BUDAPEST/PRAGUE, June 3 (Reuters) - Hungary’s state-owned energy group MVM has put in a final bid for E.ON’s Czech Innogy retail operations as it seeks to expand in central Europe, chairman and CEO Gyorgy Kobor told Reuters.
MVM joins a list of Czech players expected to compete in the sale, which has been agreed with the European Union to secure antitrust clearance of Germany utility E.ON’s purchase of Innogy’s network and retail assets.
In the Czech Republic, Innogy has nearly 1.6 million gas and electricity customers.
“For us, the Czech Republic is one of the region’s most important target countries,” Kobor said in an emailed reply to questions.
A Czech newspaper reported in May that MVM could team up with the biggest Czech energy group CEZ for a bid and split gas and electricity customers.
A CEZ spokesman said the company was not in the bidding.

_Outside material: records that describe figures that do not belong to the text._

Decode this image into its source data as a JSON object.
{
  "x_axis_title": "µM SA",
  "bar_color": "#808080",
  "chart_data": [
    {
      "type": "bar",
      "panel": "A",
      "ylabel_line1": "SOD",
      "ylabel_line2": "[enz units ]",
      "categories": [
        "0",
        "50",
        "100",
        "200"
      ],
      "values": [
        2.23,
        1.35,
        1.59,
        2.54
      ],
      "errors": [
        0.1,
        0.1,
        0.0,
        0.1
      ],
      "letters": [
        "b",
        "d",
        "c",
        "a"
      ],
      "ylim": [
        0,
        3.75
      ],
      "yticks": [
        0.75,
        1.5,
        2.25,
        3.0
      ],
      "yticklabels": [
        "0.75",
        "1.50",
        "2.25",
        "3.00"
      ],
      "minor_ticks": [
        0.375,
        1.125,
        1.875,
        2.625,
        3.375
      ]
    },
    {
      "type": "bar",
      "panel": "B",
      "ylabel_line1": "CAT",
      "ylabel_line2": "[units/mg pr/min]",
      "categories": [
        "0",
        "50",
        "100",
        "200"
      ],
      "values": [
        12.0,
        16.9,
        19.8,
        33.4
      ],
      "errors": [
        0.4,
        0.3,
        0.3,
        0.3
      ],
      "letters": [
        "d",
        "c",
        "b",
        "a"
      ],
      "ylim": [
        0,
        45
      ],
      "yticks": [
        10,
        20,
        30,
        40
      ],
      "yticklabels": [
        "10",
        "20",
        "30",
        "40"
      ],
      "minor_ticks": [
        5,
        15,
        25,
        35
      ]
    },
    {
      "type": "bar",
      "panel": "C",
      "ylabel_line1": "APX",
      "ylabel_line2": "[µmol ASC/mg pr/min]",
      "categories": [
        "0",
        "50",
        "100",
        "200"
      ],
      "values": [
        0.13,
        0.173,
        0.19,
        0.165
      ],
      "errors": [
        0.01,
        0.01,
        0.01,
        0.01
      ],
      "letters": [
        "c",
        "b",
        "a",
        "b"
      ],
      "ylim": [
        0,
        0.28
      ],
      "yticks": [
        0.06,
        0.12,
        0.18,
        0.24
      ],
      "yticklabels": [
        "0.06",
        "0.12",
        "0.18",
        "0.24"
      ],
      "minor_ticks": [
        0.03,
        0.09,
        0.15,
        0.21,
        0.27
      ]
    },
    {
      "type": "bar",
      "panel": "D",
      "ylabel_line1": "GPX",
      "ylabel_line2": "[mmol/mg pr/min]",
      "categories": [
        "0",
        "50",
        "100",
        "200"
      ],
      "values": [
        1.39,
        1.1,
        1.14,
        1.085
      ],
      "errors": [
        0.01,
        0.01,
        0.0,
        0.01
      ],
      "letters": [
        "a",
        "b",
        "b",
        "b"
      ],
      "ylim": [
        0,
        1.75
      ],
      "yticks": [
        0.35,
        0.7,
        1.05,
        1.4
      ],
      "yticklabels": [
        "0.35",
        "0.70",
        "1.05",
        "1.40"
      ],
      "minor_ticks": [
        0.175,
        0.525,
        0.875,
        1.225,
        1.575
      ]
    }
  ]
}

Kobor said MVM was on its own.
“We see ourselves as a prospective buyer for the entire retail segment, and we submitted our bid with this in mind as expansion and the strengthening of market positions are key for us,” he said.
Reuters reported in March that investment vehicles of four of the Czech Republic’s seven richest men - EPH, KKCG, Sev.en Energy and PPF - as well as majority German-owned utility Prazska energetika (PRE) had been asked for final bids.
E.ON declined to comment on bids, which sources said were due last Friday.
E.ON had hoped to fetch more than six times core earnings, a valuation of 800-900 million euros, including debt, according to a source in March.
The coronavirus outbreak may have an impact on valuations.
MVM, which comprises Hungary’s nuclear power plant, gas-fired and solar power generation capacities, the Hungarian grid operator and is also involved in the gas market, declined to comment on its bid.
“We are actively seeking cooperation and investment opportunities in the region, including in the countries of the Central and Eastern Europe and Balkans regions,” Kobor added.